Switching Billing Platforms: What Ontario Physicians Should Know

Thinking about switching your OHIP billing platform? Here's what to consider — from data migration to cost comparisons.

SnapBill MD

SnapBill Team

OHIP Billing Experts

Switching Billing Platforms: What Ontario Physicians Should Know

Switching Billing Platforms: What You Should Know

Switching your OHIP billing platform feels daunting. You've got years of claims history, established workflows, and the nagging worry that something will break during the transition. But staying on an expensive or outdated platform has real costs too — costs that compound over an entire career.

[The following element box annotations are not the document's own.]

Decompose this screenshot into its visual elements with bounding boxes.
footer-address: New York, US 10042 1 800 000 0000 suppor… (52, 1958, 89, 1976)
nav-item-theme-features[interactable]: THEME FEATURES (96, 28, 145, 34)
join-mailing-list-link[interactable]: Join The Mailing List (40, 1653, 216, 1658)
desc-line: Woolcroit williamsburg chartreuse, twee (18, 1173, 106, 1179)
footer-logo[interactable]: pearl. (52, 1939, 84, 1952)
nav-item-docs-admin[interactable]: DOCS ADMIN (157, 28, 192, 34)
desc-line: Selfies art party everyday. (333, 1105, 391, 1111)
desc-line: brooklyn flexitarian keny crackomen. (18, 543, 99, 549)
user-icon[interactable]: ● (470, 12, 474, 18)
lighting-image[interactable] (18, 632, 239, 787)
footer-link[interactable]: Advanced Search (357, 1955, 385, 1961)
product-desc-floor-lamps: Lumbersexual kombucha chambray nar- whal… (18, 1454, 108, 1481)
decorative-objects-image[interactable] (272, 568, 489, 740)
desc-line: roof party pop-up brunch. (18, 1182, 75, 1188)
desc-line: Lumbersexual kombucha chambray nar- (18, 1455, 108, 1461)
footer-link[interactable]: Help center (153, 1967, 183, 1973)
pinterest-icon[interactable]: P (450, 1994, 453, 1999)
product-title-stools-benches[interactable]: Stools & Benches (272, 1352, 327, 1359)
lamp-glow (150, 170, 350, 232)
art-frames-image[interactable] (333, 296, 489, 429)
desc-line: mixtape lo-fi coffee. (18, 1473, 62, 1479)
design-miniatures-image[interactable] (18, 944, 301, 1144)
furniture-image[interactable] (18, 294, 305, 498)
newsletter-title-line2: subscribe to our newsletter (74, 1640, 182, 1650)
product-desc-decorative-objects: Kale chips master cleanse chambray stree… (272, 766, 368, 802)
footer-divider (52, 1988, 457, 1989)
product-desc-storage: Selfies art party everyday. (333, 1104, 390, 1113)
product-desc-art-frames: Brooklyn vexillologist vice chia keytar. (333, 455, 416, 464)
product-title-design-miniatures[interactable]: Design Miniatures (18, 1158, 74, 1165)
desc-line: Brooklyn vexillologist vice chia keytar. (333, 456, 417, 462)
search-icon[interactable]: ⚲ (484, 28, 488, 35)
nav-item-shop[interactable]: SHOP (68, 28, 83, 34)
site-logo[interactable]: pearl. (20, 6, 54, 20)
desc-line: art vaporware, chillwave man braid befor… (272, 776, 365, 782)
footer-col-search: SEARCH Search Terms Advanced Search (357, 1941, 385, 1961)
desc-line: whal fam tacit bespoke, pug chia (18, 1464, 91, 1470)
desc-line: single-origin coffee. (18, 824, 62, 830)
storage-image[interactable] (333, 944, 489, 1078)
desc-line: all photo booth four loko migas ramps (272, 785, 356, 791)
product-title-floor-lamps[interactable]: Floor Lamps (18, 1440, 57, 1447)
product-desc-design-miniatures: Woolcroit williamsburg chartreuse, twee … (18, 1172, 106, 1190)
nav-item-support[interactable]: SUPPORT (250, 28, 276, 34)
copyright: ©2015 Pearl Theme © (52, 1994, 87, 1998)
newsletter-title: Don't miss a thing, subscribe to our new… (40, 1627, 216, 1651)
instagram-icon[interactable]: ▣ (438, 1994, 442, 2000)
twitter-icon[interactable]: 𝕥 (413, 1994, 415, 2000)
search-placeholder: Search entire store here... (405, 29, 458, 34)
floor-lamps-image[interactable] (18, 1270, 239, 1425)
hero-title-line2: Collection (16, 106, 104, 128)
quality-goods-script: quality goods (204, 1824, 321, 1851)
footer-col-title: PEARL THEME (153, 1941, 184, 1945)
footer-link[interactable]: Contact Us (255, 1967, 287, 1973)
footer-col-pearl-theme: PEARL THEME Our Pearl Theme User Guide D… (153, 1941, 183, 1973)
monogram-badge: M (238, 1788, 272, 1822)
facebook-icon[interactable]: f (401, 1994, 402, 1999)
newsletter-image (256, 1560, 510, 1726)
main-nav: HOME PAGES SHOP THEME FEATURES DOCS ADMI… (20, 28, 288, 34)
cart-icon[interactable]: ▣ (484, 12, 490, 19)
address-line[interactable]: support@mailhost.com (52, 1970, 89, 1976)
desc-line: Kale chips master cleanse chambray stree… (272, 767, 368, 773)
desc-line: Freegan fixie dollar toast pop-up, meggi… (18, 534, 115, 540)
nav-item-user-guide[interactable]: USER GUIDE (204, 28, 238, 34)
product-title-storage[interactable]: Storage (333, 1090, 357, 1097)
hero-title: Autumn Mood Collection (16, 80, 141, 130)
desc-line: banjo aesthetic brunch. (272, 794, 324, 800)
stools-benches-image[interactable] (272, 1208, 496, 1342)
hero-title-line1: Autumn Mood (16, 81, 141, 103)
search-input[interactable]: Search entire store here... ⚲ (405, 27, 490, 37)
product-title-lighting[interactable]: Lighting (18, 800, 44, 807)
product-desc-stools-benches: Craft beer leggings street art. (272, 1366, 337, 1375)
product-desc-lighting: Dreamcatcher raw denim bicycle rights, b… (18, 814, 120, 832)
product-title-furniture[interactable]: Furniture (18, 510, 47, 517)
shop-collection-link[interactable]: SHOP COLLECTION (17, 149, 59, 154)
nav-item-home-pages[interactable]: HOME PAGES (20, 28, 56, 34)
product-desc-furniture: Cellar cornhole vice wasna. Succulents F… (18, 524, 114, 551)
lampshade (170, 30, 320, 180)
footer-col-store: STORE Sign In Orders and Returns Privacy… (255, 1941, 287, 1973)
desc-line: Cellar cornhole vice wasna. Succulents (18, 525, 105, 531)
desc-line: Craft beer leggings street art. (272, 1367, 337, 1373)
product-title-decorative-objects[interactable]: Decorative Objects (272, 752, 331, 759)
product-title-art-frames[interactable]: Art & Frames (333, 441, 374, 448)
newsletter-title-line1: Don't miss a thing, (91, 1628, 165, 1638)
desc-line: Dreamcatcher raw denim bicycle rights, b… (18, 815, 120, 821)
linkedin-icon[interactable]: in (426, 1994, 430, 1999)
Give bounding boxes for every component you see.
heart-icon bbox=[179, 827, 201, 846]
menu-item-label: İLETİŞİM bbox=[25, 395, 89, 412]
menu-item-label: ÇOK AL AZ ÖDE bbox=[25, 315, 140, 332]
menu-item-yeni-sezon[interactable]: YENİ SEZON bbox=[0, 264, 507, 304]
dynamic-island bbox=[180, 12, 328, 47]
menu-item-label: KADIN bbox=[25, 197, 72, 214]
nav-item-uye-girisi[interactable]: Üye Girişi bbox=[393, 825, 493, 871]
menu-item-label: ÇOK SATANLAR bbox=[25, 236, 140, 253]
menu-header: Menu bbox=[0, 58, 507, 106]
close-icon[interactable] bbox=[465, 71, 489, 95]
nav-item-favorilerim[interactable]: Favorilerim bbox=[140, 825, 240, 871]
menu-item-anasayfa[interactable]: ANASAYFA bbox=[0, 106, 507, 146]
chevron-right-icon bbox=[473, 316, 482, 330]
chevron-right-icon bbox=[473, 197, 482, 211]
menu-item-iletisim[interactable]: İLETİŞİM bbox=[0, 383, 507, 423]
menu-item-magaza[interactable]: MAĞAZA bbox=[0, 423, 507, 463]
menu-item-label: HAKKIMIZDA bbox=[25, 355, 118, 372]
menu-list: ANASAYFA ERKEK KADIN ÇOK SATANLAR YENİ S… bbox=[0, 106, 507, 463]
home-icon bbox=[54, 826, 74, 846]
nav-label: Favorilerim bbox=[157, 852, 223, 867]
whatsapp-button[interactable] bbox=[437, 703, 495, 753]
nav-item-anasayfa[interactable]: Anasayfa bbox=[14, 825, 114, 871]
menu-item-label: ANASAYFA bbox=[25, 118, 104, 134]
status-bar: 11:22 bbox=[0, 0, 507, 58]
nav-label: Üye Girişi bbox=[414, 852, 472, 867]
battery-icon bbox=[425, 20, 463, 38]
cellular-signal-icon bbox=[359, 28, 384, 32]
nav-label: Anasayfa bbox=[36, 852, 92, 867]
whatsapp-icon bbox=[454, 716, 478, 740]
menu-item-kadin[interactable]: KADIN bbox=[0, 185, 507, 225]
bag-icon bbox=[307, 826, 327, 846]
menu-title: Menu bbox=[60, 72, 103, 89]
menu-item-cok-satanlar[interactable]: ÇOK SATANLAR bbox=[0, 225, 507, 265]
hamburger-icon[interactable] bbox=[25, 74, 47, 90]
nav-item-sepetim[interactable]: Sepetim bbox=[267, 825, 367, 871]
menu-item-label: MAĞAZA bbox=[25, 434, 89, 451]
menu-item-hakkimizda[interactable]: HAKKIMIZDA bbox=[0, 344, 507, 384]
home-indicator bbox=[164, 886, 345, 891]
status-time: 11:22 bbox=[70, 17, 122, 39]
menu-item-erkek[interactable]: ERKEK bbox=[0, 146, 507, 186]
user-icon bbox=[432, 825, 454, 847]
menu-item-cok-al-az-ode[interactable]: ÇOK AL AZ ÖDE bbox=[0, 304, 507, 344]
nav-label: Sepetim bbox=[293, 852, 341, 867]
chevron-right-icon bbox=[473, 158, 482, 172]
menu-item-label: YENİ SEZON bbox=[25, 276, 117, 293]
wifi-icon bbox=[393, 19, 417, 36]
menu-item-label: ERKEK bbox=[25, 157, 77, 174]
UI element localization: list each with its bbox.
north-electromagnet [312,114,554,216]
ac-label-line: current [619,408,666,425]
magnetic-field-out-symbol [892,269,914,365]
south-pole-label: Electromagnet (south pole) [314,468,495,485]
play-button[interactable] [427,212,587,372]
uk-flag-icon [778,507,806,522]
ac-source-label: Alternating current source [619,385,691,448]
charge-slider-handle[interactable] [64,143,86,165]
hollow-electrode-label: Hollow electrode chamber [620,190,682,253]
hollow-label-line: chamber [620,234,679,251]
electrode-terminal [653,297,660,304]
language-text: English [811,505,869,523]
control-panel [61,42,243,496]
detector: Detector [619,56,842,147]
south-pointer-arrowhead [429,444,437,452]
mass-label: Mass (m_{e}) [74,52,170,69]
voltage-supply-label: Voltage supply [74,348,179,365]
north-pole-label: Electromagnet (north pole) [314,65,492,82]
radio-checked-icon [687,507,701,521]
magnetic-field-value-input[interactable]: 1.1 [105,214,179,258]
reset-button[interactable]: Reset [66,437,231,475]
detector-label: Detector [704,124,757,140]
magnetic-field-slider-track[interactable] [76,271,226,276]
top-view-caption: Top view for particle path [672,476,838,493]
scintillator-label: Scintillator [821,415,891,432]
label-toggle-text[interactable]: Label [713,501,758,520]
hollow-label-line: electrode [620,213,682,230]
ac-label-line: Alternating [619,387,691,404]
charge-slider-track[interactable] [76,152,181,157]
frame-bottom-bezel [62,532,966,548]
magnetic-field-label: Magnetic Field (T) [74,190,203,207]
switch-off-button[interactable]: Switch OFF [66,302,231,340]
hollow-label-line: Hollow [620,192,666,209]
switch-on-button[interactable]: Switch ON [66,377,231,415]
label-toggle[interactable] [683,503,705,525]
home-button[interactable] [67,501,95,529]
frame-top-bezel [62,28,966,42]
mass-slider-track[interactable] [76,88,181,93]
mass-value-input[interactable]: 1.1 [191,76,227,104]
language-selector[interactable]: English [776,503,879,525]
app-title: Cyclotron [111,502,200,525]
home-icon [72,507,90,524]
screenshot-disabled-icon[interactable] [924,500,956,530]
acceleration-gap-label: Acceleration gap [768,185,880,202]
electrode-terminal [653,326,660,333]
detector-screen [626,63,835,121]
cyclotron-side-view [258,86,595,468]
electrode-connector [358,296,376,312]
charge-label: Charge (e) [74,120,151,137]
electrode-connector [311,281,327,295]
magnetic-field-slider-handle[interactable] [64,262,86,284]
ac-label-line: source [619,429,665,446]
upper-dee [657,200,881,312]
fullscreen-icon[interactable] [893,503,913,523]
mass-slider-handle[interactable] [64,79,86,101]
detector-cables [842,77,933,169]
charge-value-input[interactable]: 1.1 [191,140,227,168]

Here's what to consider when evaluating a switch.

The Real Cost of Your Current Platform

Most physicians don't think about billing fees in annual terms. But they should.

At $400,000 in annual OHIP billings (roughly the Ontario average), here's what different platforms cost:

| Platform | Rate | Annual Cost | |----------|------|-------------| | SnapBill Basic | 0.2% | $800 | | Self-serve platforms | 0.25% | $1,000 | | Full-serve platforms | 1.95% | $7,800 | | Traditional billing agent | 2.5% | $10,000 |

The difference between 0.2% and 1.95% is $7,000 per year. Over a 30-year career, invested at a modest 7% return, that's over $170,000 in compounded savings.

What to Look for in a New Platform

Not all billing platforms are created equal. Here's what matters:

Accuracy

The cheapest platform is worthless if it doesn't catch errors. Look for automated validation that catches common errors — health cards, fee code compatibility, and submission deadlines — before claims go out.

Speed

How long does it take to bill a full day? One-by-one entry is slow. Bulk processing and photo-based claim generation can cut billing time by 90%.

Reconciliation

Does the platform automatically match your Remittance Advice payments to submitted claims? Without this, you're doing manual reconciliation — or worse, not reconciling at all.

Independence

Who owns the platform? A physician-owned tool is built for physicians. A bank subsidiary has different priorities.

Migration Is Easier Than You Think

The most common reason physicians stay on an overpriced platform is inertia. But migration doesn't have to be painful:

  1. Your claims history stays with OHIP: All submitted claims are in the MCEDT system regardless of which platform you used to submit them
  2. Patient data is portable: Most platforms can export patient lists
  3. No downtime required: You can run both platforms in parallel during transition
  4. Pending claims aren't affected: Claims already submitted continue processing normally

The Ownership Question

It's worth asking: who benefits when your billing platform charges more?

Some platforms are subsidiaries of major banks. Their pricing reflects shareholder expectations, not physician needs. An independent, physician-owned platform has one stakeholder: you.